Как-то из студии вышли вместе, он предложил зайти к нему. Жил он на Петровке, в большом доме, на третьем этаже. Трудно представить вид более очаровательный, чем из окна его комнаты: вид на Столешников переулок, на углу которого стоял тогда маленький храм с зелеными куполами. Посреди комнаты глиняная печь, в ней жарко пылал огонь, а железная труба выходила в окно.
«Сейчас я тебя научу писать, — сказал Саша, — мы будем писать огонь». Он дал мне картонку, надавил краску на палитру, и час мы писали этот, такой живой, натюрморт.

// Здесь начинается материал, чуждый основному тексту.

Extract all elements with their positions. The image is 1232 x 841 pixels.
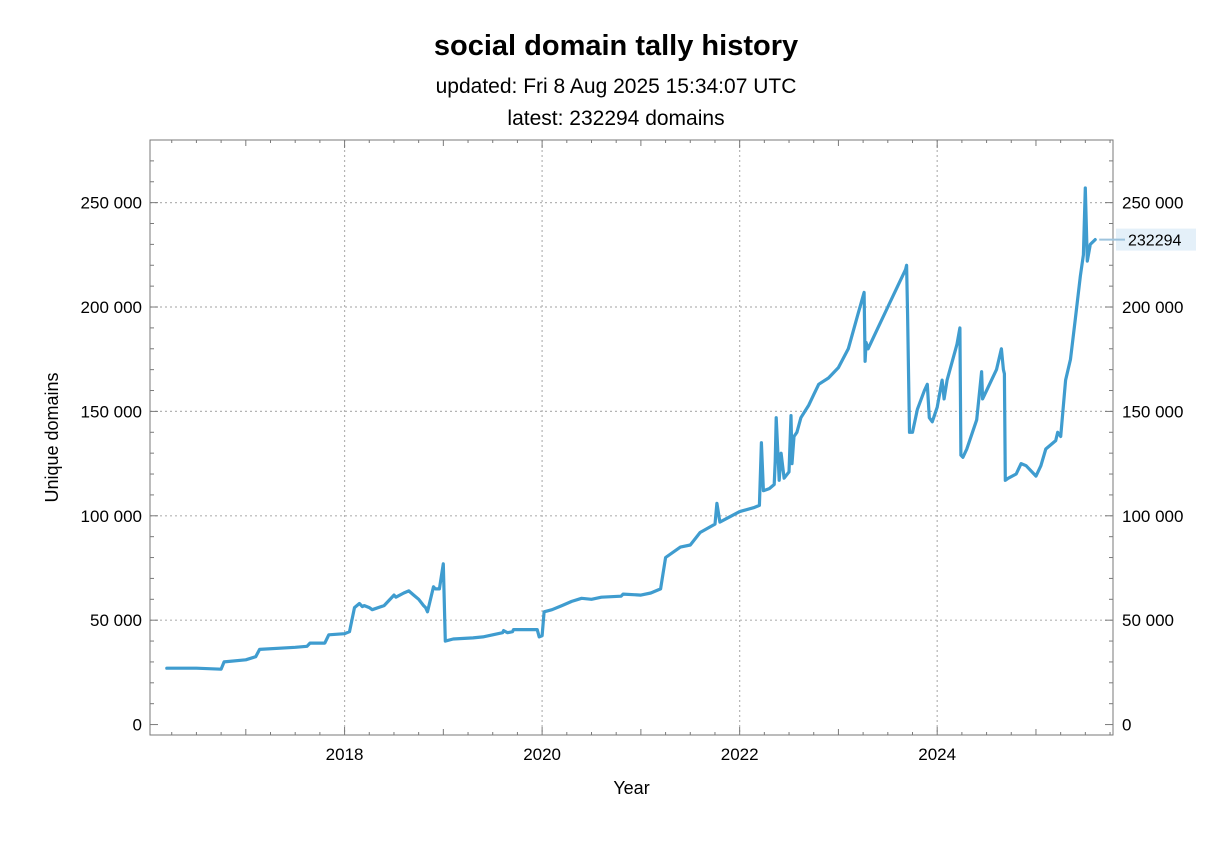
y-tick-label-right: 50 000 bbox=[1122, 611, 1174, 630]
x-tick-label: 2022 bbox=[721, 745, 759, 764]
x-tick-label: 2024 bbox=[918, 745, 956, 764]
y-tick-label-left: 50 000 bbox=[90, 611, 142, 630]
x-tick-label: 2020 bbox=[523, 745, 561, 764]
latest-value-callout: 232294 bbox=[1099, 228, 1196, 251]
y-tick-label-left: 100 000 bbox=[81, 507, 142, 526]
y-tick-label-right: 250 000 bbox=[1122, 194, 1183, 213]
axis-ticks bbox=[150, 140, 1113, 735]
x-axis-title: Year bbox=[613, 778, 649, 798]
y-tick-label-left: 250 000 bbox=[81, 194, 142, 213]
y-tick-label-right: 0 bbox=[1122, 716, 1131, 735]
y-tick-label-left: 0 bbox=[133, 716, 142, 735]
y-tick-label-left: 150 000 bbox=[81, 402, 142, 421]
series-group bbox=[165, 186, 1097, 671]
latest-value-box bbox=[1116, 228, 1196, 251]
y-tick-label-right: 200 000 bbox=[1122, 298, 1183, 317]
plot-frame bbox=[149, 139, 1114, 736]
chart-subtitle-latest: latest: 232294 domains bbox=[507, 107, 725, 130]
chart-subtitle-updated: updated: Fri 8 Aug 2025 15:34:07 UTC bbox=[435, 75, 797, 98]
y-axis-title: Unique domains bbox=[42, 372, 62, 502]
chart-title: social domain tally history bbox=[433, 30, 799, 62]
x-tick-label: 2018 bbox=[326, 745, 364, 764]
y-tick-label-right: 150 000 bbox=[1122, 402, 1183, 421]
y-tick-label-right: 100 000 bbox=[1122, 507, 1183, 526]
latest-value-label: 232294 bbox=[1128, 233, 1181, 250]
y-tick-label-left: 200 000 bbox=[81, 298, 142, 317]
tick-labels: 0 0 50 000 50 000 100 000 100 000 150 000 150 0… bbox=[81, 194, 1184, 764]
series-line-0 bbox=[165, 186, 1097, 671]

Проучившись зиму у Леблана, мы с Сашей Поманским, в надежде получить «настоящие» знания, решили брать частные уроки у академика Всеволожского.
У Всеволожского
Я и Саша Поманский поднялись по широкой лестнице, обрамленной перилами кованого железа, на третий этаж роскошного буржуазного дома начала века к художнику академику Всеволожскому. Открыл он сам, большой красивый старик из старинной русской семьи. После революции приехал в Россию из Парижа, где жил и работал много лет.
В очень большой высокой комнате, по длине перегороженной шкафами и секретерами, на полу и на стульях — везде — чемоданы, как будто хозяин только что приехал. По стенам много картин. В кретоновом кресле дремлет тонко написанная лессировками обнаженная дама в высоком шиньоне. Натюрморты, картины, большие и маленькие, некоторые овальной формы, до пределов возможного законченные.

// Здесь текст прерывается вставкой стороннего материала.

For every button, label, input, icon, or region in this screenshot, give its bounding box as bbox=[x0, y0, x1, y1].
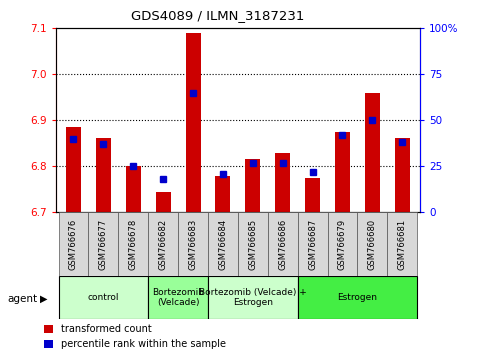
Text: agent: agent bbox=[7, 294, 37, 304]
Bar bbox=[365, 93, 380, 212]
Text: GSM766683: GSM766683 bbox=[188, 219, 198, 270]
Bar bbox=[335, 132, 350, 212]
Bar bbox=[215, 176, 230, 212]
Text: Bortezomib (Velcade) +
Estrogen: Bortezomib (Velcade) + Estrogen bbox=[199, 288, 307, 307]
Bar bbox=[96, 138, 111, 212]
Bar bbox=[275, 153, 290, 212]
Text: control: control bbox=[87, 293, 119, 302]
Bar bbox=[66, 127, 81, 212]
Text: GSM766682: GSM766682 bbox=[158, 219, 168, 270]
Legend: transformed count, percentile rank within the sample: transformed count, percentile rank withi… bbox=[43, 324, 226, 349]
Text: GSM766680: GSM766680 bbox=[368, 219, 377, 270]
Text: GSM766686: GSM766686 bbox=[278, 219, 287, 270]
Bar bbox=[298, 276, 417, 319]
Bar bbox=[126, 166, 141, 212]
Bar bbox=[58, 212, 88, 276]
Bar bbox=[58, 276, 148, 319]
Text: GSM766678: GSM766678 bbox=[129, 219, 138, 270]
Text: GSM766687: GSM766687 bbox=[308, 219, 317, 270]
Bar bbox=[298, 212, 327, 276]
Bar bbox=[208, 212, 238, 276]
Bar bbox=[88, 212, 118, 276]
Bar bbox=[395, 138, 410, 212]
Text: ▶: ▶ bbox=[40, 294, 47, 304]
Bar bbox=[245, 159, 260, 212]
Text: GSM766676: GSM766676 bbox=[69, 219, 78, 270]
Text: GSM766684: GSM766684 bbox=[218, 219, 227, 270]
Text: GSM766679: GSM766679 bbox=[338, 219, 347, 270]
Text: GSM766685: GSM766685 bbox=[248, 219, 257, 270]
Bar bbox=[185, 33, 200, 212]
Text: GSM766681: GSM766681 bbox=[398, 219, 407, 270]
Bar bbox=[156, 192, 170, 212]
Text: Bortezomib
(Velcade): Bortezomib (Velcade) bbox=[152, 288, 204, 307]
Bar bbox=[238, 212, 268, 276]
Bar bbox=[305, 178, 320, 212]
Bar bbox=[357, 212, 387, 276]
Bar bbox=[327, 212, 357, 276]
Bar bbox=[268, 212, 298, 276]
Bar bbox=[148, 276, 208, 319]
Text: GSM766677: GSM766677 bbox=[99, 219, 108, 270]
Text: Estrogen: Estrogen bbox=[338, 293, 377, 302]
Text: GDS4089 / ILMN_3187231: GDS4089 / ILMN_3187231 bbox=[131, 9, 304, 22]
Bar bbox=[387, 212, 417, 276]
Bar bbox=[178, 212, 208, 276]
Bar bbox=[148, 212, 178, 276]
Bar bbox=[208, 276, 298, 319]
Bar bbox=[118, 212, 148, 276]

У окна торцом огромный полированного ореха стол. Всеволожский поставил на стол прозрачный тонкого стекла бокал на очень тонкой ножке. Мы получили невероятно тонко отточенные и очень твердые карандаши и французский ластик. На ватмане рисуем все блики — задача передать стекло. Боковым зрением я вижу в окне оживленную весеннюю Петровку, на подоконник садится белый в крапинку голубь.

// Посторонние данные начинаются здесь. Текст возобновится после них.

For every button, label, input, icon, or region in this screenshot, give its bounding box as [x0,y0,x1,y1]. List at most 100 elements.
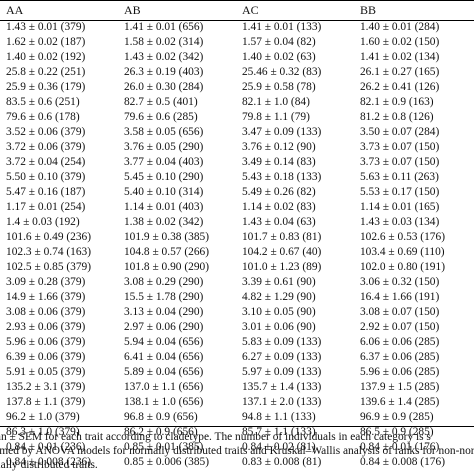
table-cell: 0.84 ± 0.01 (176) [359,441,440,453]
caption-line-3: rmally distributed traits. [0,459,98,471]
table-row: 3.09 ± 0.28 (379) 3.08 ± 0.29 (290) 3.39 ±… [0,275,474,290]
table-cell: 3.13 ± 0.04 (290) [123,306,204,318]
table-cell: 1.4 ± 0.03 (192) [6,216,80,228]
table-row: 3.72 ± 0.04 (254) 3.77 ± 0.04 (403) 3.49 ±… [0,155,474,170]
top-rule [0,0,474,1]
table-cell: 138.1 ± 1.0 (656) [123,396,204,408]
table-cell: 3.08 ± 0.06 (379) [6,306,86,318]
table-cell: 101.8 ± 0.90 (290) [123,261,210,273]
table-cell: 96.8 ± 0.9 (656) [123,411,198,423]
header-row: AA AB AC BB CB [0,0,474,20]
table-cell: 6.37 ± 0.06 (285) [359,351,440,363]
table-cell: 0.84 ± 0.008 (236) [6,456,92,468]
table-cell: 0.85 ± 0.006 (385) [123,456,210,468]
table-cell: 79.6 ± 0.6 (285) [123,111,198,123]
table-row: 14.9 ± 1.66 (379) 15.5 ± 1.78 (290) 4.82 ±… [0,290,474,305]
table-row: 1.62 ± 0.02 (187) 1.58 ± 0.02 (314) 1.57 ±… [0,35,474,50]
table-cell: 79.8 ± 1.1 (79) [241,111,310,123]
table-cell: 25.46 ± 0.32 (83) [241,66,322,78]
table-cell: 86.3 ± 1.0 (379) [6,426,80,438]
header-rule [0,20,474,21]
table-cell: 79.6 ± 0.6 (178) [6,111,80,123]
table-cell: 101.7 ± 0.83 (81) [241,231,322,243]
table-cell: 6.06 ± 0.06 (285) [359,336,440,348]
table-row: 79.6 ± 0.6 (178) 79.6 ± 0.6 (285) 79.8 ± 1… [0,110,474,125]
table-cell: 5.63 ± 0.11 (263) [359,171,439,183]
table-cell: 2.97 ± 0.06 (290) [123,321,204,333]
table-cell: 3.77 ± 0.04 (403) [123,156,204,168]
table-cell: 1.40 ± 0.02 (192) [6,51,86,63]
table-cell: 96.2 ± 1.0 (379) [6,411,80,423]
table-cell: 1.17 ± 0.01 (254) [6,201,86,213]
table-cell: 5.96 ± 0.06 (379) [6,336,86,348]
table-cell: 82.1 ± 1.0 (84) [241,96,310,108]
table-cell: 5.89 ± 0.04 (656) [123,366,204,378]
table-cell: 137.9 ± 1.5 (285) [359,381,440,393]
table-row: 5.91 ± 0.05 (379) 5.89 ± 0.04 (656) 5.97 ±… [0,365,474,380]
table-cell: 3.73 ± 0.07 (150) [359,141,440,153]
table-cell: 25.8 ± 0.22 (251) [6,66,86,78]
table-cell: 135.7 ± 1.4 (133) [241,381,322,393]
table-row: 0.84 ± 0.01 (236) 0.85 ± 0.01 (385) 0.84 ±… [0,440,474,455]
table-cell: 14.9 ± 1.66 (379) [6,291,86,303]
table-cell: 1.60 ± 0.02 (150) [359,36,440,48]
table-cell: 102.3 ± 0.74 (163) [6,246,92,258]
table-cell: 1.40 ± 0.02 (63) [241,51,316,63]
table-cell: 6.27 ± 0.09 (133) [241,351,322,363]
table-cell: 3.06 ± 0.32 (150) [359,276,440,288]
table-row: 135.2 ± 3.1 (379) 137.0 ± 1.1 (656) 135.7 … [0,380,474,395]
table-row: 102.3 ± 0.74 (163) 104.8 ± 0.57 (266) 104.… [0,245,474,260]
table-row: 1.40 ± 0.02 (192) 1.43 ± 0.02 (342) 1.40 ±… [0,50,474,65]
table-cell: 3.01 ± 0.06 (90) [241,321,316,333]
table-cell: 0.84 ± 0.01 (236) [6,441,86,453]
caption-line-1: mean ± SEM for each trait according to c… [0,431,431,443]
table-caption: mean ± SEM for each trait according to c… [0,430,474,472]
table-row: 25.9 ± 0.36 (179) 26.0 ± 0.30 (284) 25.9 ±… [0,80,474,95]
table-row: 1.17 ± 0.01 (254) 1.14 ± 0.01 (403) 1.14 ±… [0,200,474,215]
table-row: 5.47 ± 0.16 (187) 5.40 ± 0.10 (314) 5.49 ±… [0,185,474,200]
table-cell: 15.5 ± 1.78 (290) [123,291,204,303]
table-cell: 103.4 ± 0.69 (110) [359,246,445,258]
table-cell: 1.43 ± 0.02 (342) [123,51,204,63]
table-cell: 135.2 ± 3.1 (379) [6,381,86,393]
table-cell: 0.84 ± 0.008 (176) [359,456,445,468]
table-cell: 102.0 ± 0.80 (191) [359,261,445,273]
table-cell: 1.14 ± 0.01 (403) [123,201,204,213]
table-cell: 5.97 ± 0.09 (133) [241,366,322,378]
table-cell: 3.73 ± 0.07 (150) [359,156,440,168]
table-cell: 137.0 ± 1.1 (656) [123,381,204,393]
table-row: 1.4 ± 0.03 (192) 1.38 ± 0.02 (342) 1.43 ± … [0,215,474,230]
table-cell: 5.47 ± 0.16 (187) [6,186,86,198]
table-cell: 26.3 ± 0.19 (403) [123,66,204,78]
table-cell: 104.8 ± 0.57 (266) [123,246,210,258]
table-cell: 1.41 ± 0.01 (133) [241,21,322,33]
table-cell: 83.5 ± 0.6 (251) [6,96,80,108]
table-cell: 25.9 ± 0.58 (78) [241,81,316,93]
table-cell: 5.45 ± 0.10 (290) [123,171,204,183]
table-cell: 1.38 ± 0.02 (342) [123,216,204,228]
table-row: 101.6 ± 0.49 (236) 101.9 ± 0.38 (385) 101.… [0,230,474,245]
table-row: 83.5 ± 0.6 (251) 82.7 ± 0.5 (401) 82.1 ± 1… [0,95,474,110]
table-cell: 101.0 ± 1.23 (89) [241,261,322,273]
table-cell: 3.08 ± 0.07 (150) [359,306,440,318]
table-cell: 2.92 ± 0.07 (150) [359,321,440,333]
table-cell: 0.85 ± 0.01 (385) [123,441,204,453]
table-cell: 5.53 ± 0.17 (150) [359,186,440,198]
table-cell: 1.43 ± 0.04 (63) [241,216,316,228]
table-cell: 3.10 ± 0.05 (90) [241,306,316,318]
table-cell: 1.57 ± 0.04 (82) [241,36,316,48]
table-row: 6.39 ± 0.06 (379) 6.41 ± 0.04 (656) 6.27 ±… [0,350,474,365]
table-cell: 101.6 ± 0.49 (236) [6,231,92,243]
table-body: 1.43 ± 0.01 (379) 1.41 ± 0.01 (656) 1.41 ±… [0,20,474,470]
table-row: 137.8 ± 1.1 (379) 138.1 ± 1.0 (656) 137.1 … [0,395,474,410]
table-cell: 5.43 ± 0.18 (133) [241,171,322,183]
caption-line-2: formed by ANOVA models for normally dist… [0,445,474,457]
table-cell: 26.2 ± 0.41 (126) [359,81,440,93]
table-cell: 3.49 ± 0.14 (83) [241,156,316,168]
bottom-rule [0,426,474,427]
table-cell: 5.50 ± 0.10 (379) [6,171,86,183]
table-cell: 3.08 ± 0.29 (290) [123,276,204,288]
table-cell: 4.82 ± 1.29 (90) [241,291,316,303]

Для себя я уже знаю, что ходить сюда брать уроки не буду.
Улица Горького
Сегодня вечером на улице Горького ничто не напоминает пасхальные дни двенадцатого года, когда я, пятилетний мальчик, крепко держа отца за руку, шел с ним по Тверской, которая нескончаемым потоком устремлялась на Красную площадь, где раскинулась праздничная ярмарка с каруселями, гигантскими шагами, комнатами ужаса и смеха. По всей Тверской торговцы водяными чертями, китайцы в ярких синих ватниках торгуют бумажными фонарями и цветами.
Но когда идешь обратно, в направлении Белорусского вокзала, без всяких усилий памяти возникают июльские дни сорок первого: и желтое небо заката, и Москва такая красивая, тихая, без света и без движения, и всюду продают цветы.
И люди смотрели на часы в ожидании сирены.
Школа на Долгоруковской
Осенью двадцать первого года часть учеников нашего класса из школы Головачевых переводят в седьмой класс школы второй ступени на Долгоруковской улице, в бывшую гимназию бывшей статс-дамы Зволинской.
Зволинская — директор школы. У нее величественная осанка, пышный бюст, строгое длинное платье с высоким воротником; держится подчеркнуто на расстоянии. В нашем классе учится ее дочь.
Полы в школе натерты до ослепительного блеска, ты отражаешься в них, как в зеркале.
В классе много мальчиков и девочек нам незнакомых. Они, старожилы, разглядывают нас с нескрываемым любопытством. Мы здесь пока что посторонние, нам предстоит быть принятыми, познакомиться, подружиться, на это уйдет некоторое время. Первые ряды, как всегда, пустуют, и мы их занимаем. Я сижу у окна с Тулайковым, у кафедры Виталий с Илюшей, дальше Иванчик. Из наших девочек в эту школу перевели Лелю Селецкую.
Тут несколько девочек-девушек, с которыми мы будем дружить долгие и такие короткие три года, пока не разойдемся в разные стороны.
За моей спиной сидит Филиппкин, чоновец, и чистит наган. Никого это особенно не удивляет и нас тоже, и это во время урока.